BERLIN — Germany's last troops left Afghanistan Tuesday after a nearly 20-year deployment in the country, the defense minister said.
Defense Minister Annegret Kramp-Karrenbauer tweeted that the last Bundeswehr soldiers “left Afghanistan safely” Tuesday evening. She thanked the more than 150,000 troops who have served there since 2001 and said that “they can be proud of this mission.”
The German military said that the last troops were on their way home via Tbilisi, Georgia, and that Brig. Gen. Ansgar Meyer, the last commander of the German contingent, was on board an Airbus A400M aircraft bringing them home.
NATO agreed in April to withdraw its roughly 7,000 non-American forces from Afghanistan to match U.S. President Joe Biden’s decision to pull all American troops from the country starting May 1. At the time, Germany had around 1,100 troops there.

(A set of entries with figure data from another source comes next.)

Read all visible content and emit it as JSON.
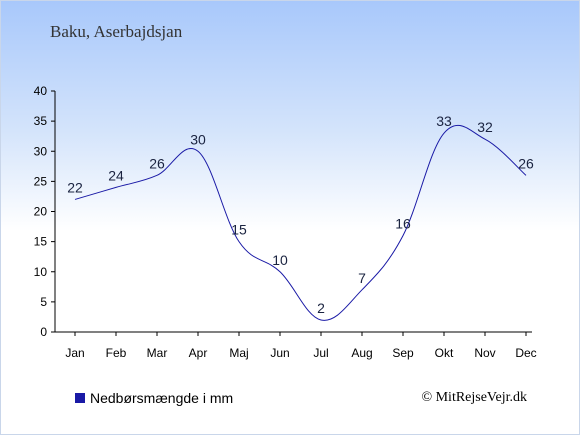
{
  "header": {
    "title": "Baku, Aserbajdsjan"
  },
  "legend": {
    "label": "Nedbørsmængde i mm",
    "color": "#1a1aa6"
  },
  "credit": {
    "text": "© MitRejseVejr.dk"
  },
  "chart_data": {
    "type": "line",
    "categories": [
      "Jan",
      "Feb",
      "Mar",
      "Apr",
      "Maj",
      "Jun",
      "Jul",
      "Aug",
      "Sep",
      "Okt",
      "Nov",
      "Dec"
    ],
    "series": [
      {
        "name": "Nedbørsmængde i mm",
        "values": [
          22,
          24,
          26,
          30,
          15,
          10,
          2,
          7,
          16,
          33,
          32,
          26
        ],
        "color": "#1a1aa6"
      }
    ],
    "ylim": [
      0,
      40
    ],
    "yticks": [
      0,
      5,
      10,
      15,
      20,
      25,
      30,
      35,
      40
    ],
    "grid": false,
    "legend_position": "bottom-left"
  }
}
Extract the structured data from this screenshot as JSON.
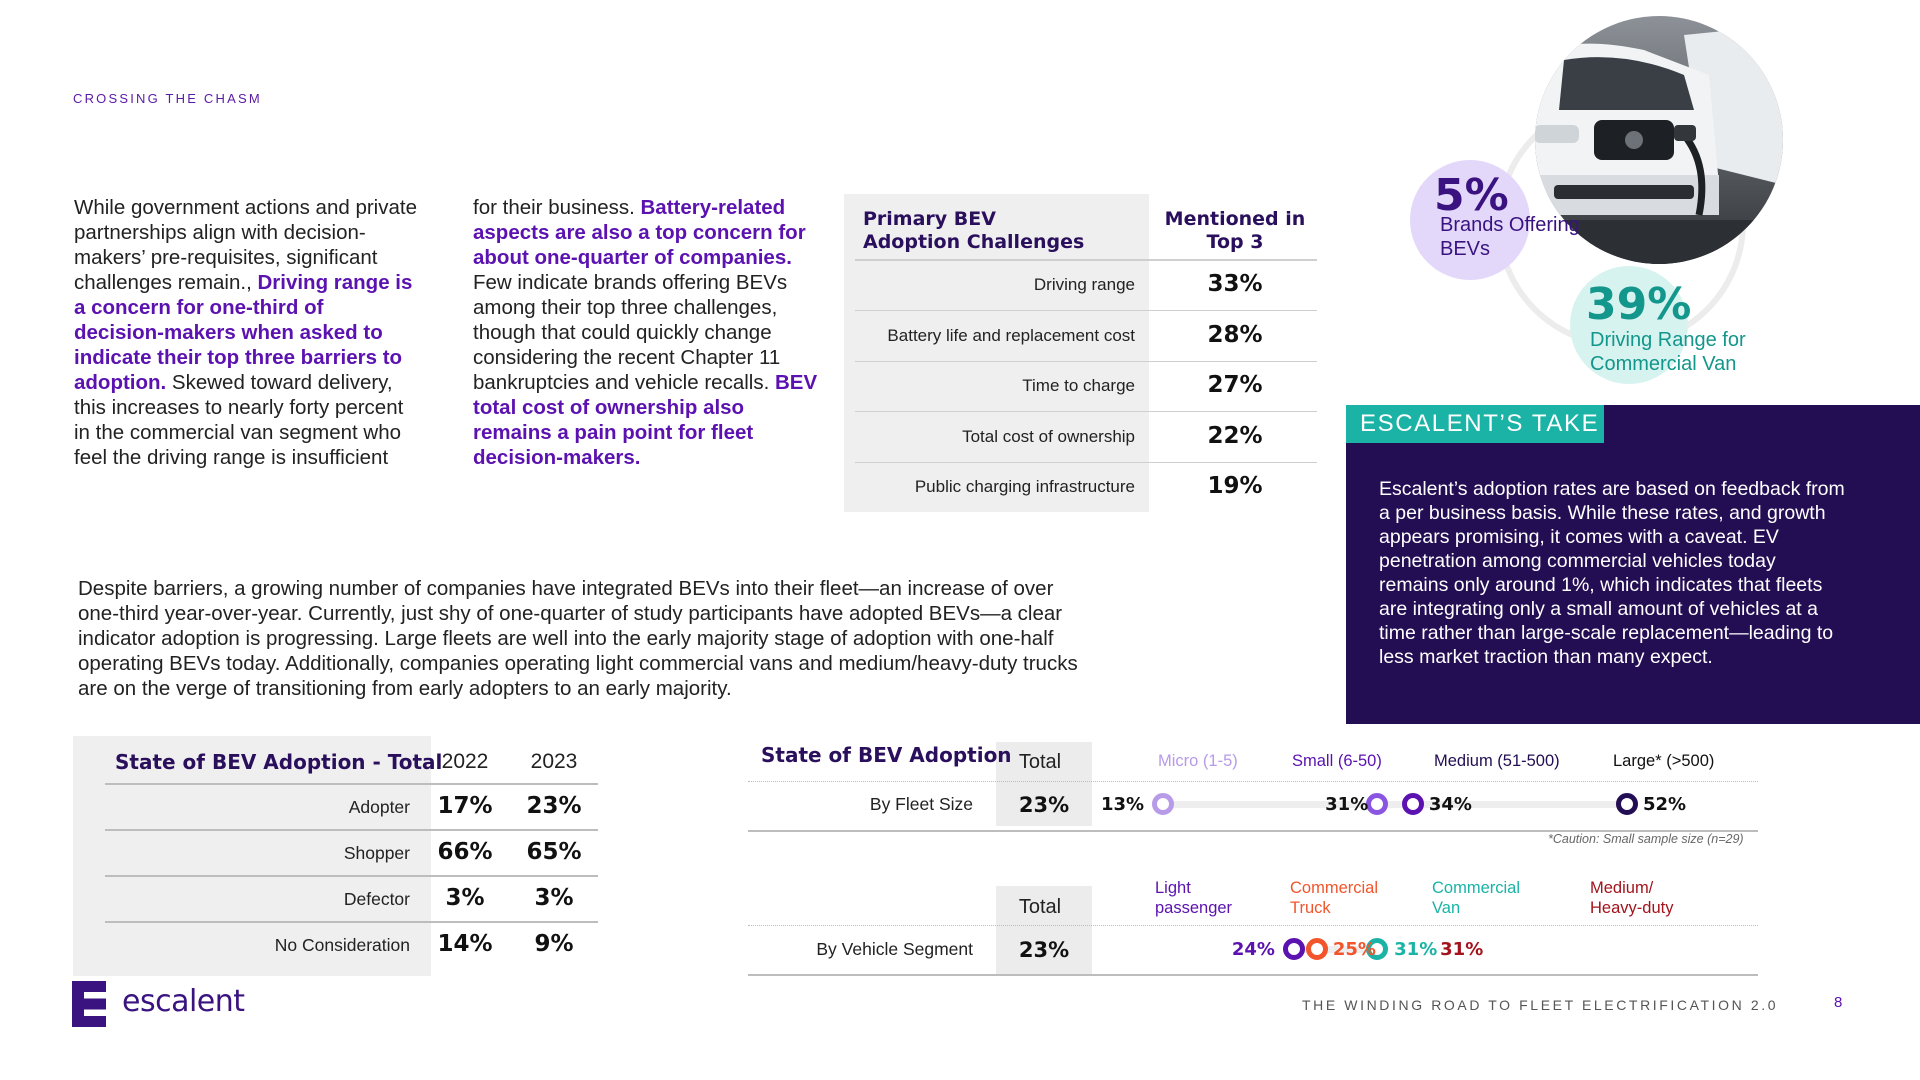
{
  "header": {
    "eyebrow": "CROSSING THE CHASM"
  },
  "col1": {
    "t1": "While government actions and private partnerships align with decision-makers’ pre-requisites, significant challenges remain., ",
    "h1": "Driving range is a concern for one-third of decision-makers when asked to indicate their top three barriers to adoption.",
    "t2": " Skewed toward delivery, this increases to nearly forty percent in the commercial van segment who feel the driving range is insufficient"
  },
  "col2": {
    "t1": "for their business. ",
    "h1": "Battery-related aspects are also a top concern for about one-quarter of companies.",
    "t2": " Few indicate brands offering BEVs among their top three challenges, though that could quickly change considering the recent Chapter 11 bankruptcies and vehicle recalls. ",
    "h2": "BEV total cost of ownership also remains a pain point for fleet decision-makers."
  },
  "challenges": {
    "header_label": "Primary BEV Adoption Challenges",
    "header_value": "Mentioned in Top 3",
    "rows": [
      {
        "label": "Driving range",
        "value": "33%"
      },
      {
        "label": "Battery life and replacement cost",
        "value": "28%"
      },
      {
        "label": "Time to charge",
        "value": "27%"
      },
      {
        "label": "Total cost of ownership",
        "value": "22%"
      },
      {
        "label": "Public charging infrastructure",
        "value": "19%"
      }
    ]
  },
  "stats": {
    "brands_value": "5%",
    "brands_label": "Brands Offering BEVs",
    "range_value": "39%",
    "range_label": "Driving Range for Commercial Van"
  },
  "take": {
    "tag": "ESCALENT’S TAKE",
    "text": "Escalent’s adoption rates are based on feedback from a per business basis. While these rates, and growth appears promising, it comes with a caveat. EV penetration among commercial vehicles today remains only around 1%, which indicates that fleets are integrating only a small amount of vehicles at a time rather than large-scale replacement—leading to less market traction than many expect."
  },
  "wide_paragraph": "Despite barriers, a growing number of companies have integrated BEVs into their fleet—an increase of over one-third year-over-year. Currently, just shy of one-quarter of study participants have adopted BEVs—a clear indicator adoption is progressing. Large fleets are well into the early majority stage of adoption with one-half operating BEVs today. Additionally, companies operating light commercial vans and medium/heavy-duty trucks are on the verge of transitioning from early adopters to an early majority.",
  "adoption_total": {
    "title": "State of BEV Adoption - Total",
    "years": [
      "2022",
      "2023"
    ],
    "rows": [
      {
        "label": "Adopter",
        "v2022": "17%",
        "v2023": "23%"
      },
      {
        "label": "Shopper",
        "v2022": "66%",
        "v2023": "65%"
      },
      {
        "label": "Defector",
        "v2022": "3%",
        "v2023": "3%"
      },
      {
        "label": "No Consideration",
        "v2022": "14%",
        "v2023": "9%"
      }
    ]
  },
  "adoption_detail": {
    "title": "State of BEV Adoption",
    "total_label": "Total",
    "fleet": {
      "row_label": "By Fleet Size",
      "total": "23%",
      "headers": [
        "Micro (1-5)",
        "Small (6-50)",
        "Medium (51-500)",
        "Large* (>500)"
      ],
      "values": [
        "13%",
        "31%",
        "34%",
        "52%"
      ],
      "caution": "*Caution: Small sample size (n=29)"
    },
    "segment": {
      "row_label": "By Vehicle Segment",
      "total": "23%",
      "headers": [
        "Light passenger",
        "Commercial Truck",
        "Commercial Van",
        "Medium/ Heavy-duty"
      ],
      "header_lines": [
        [
          "Light",
          "passenger"
        ],
        [
          "Commercial",
          "Truck"
        ],
        [
          "Commercial",
          "Van"
        ],
        [
          "Medium/",
          "Heavy-duty"
        ]
      ],
      "values": [
        "24%",
        "25%",
        "31%",
        "31%"
      ]
    }
  },
  "colors": {
    "purple": "#5b12b0",
    "dark_navy": "#230d53",
    "teal": "#1ab3a6",
    "light_purple": "#b79be8",
    "mid_purple": "#8a55e0",
    "coral": "#f2552c",
    "dark_red": "#a3131b"
  },
  "footer": {
    "logo": "escalent",
    "title": "THE WINDING ROAD TO FLEET ELECTRIFICATION 2.0",
    "page": "8"
  }
}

Germany’s contingent, which focused on northern Afghanistan, was the second biggest in the current Resolute Support mission after the United States'. Its last bases were in Mazar-e-Sharif and Kabul.
“An historic chapter is coming to an end, an intense deployment that was exacting for the Bundeswehr and marked it, in which the Bundeswehr proved itself in battle,” Kramp-Karrenbauer said.
The German parliament first approved sending the military to Afghanistan in December 2001, and the first troops arrived in Kabul in January 2002.
Fifty-nine German troops died in Afghan missions over the years.
American officials have said the entire pullout of U.S. troops will most likely be completed by July 4.
Around 750 containers' worth of equipment has been shipped back to Germany by land and air, including 120 vehicles and six helicopters, the Bundeswehr said.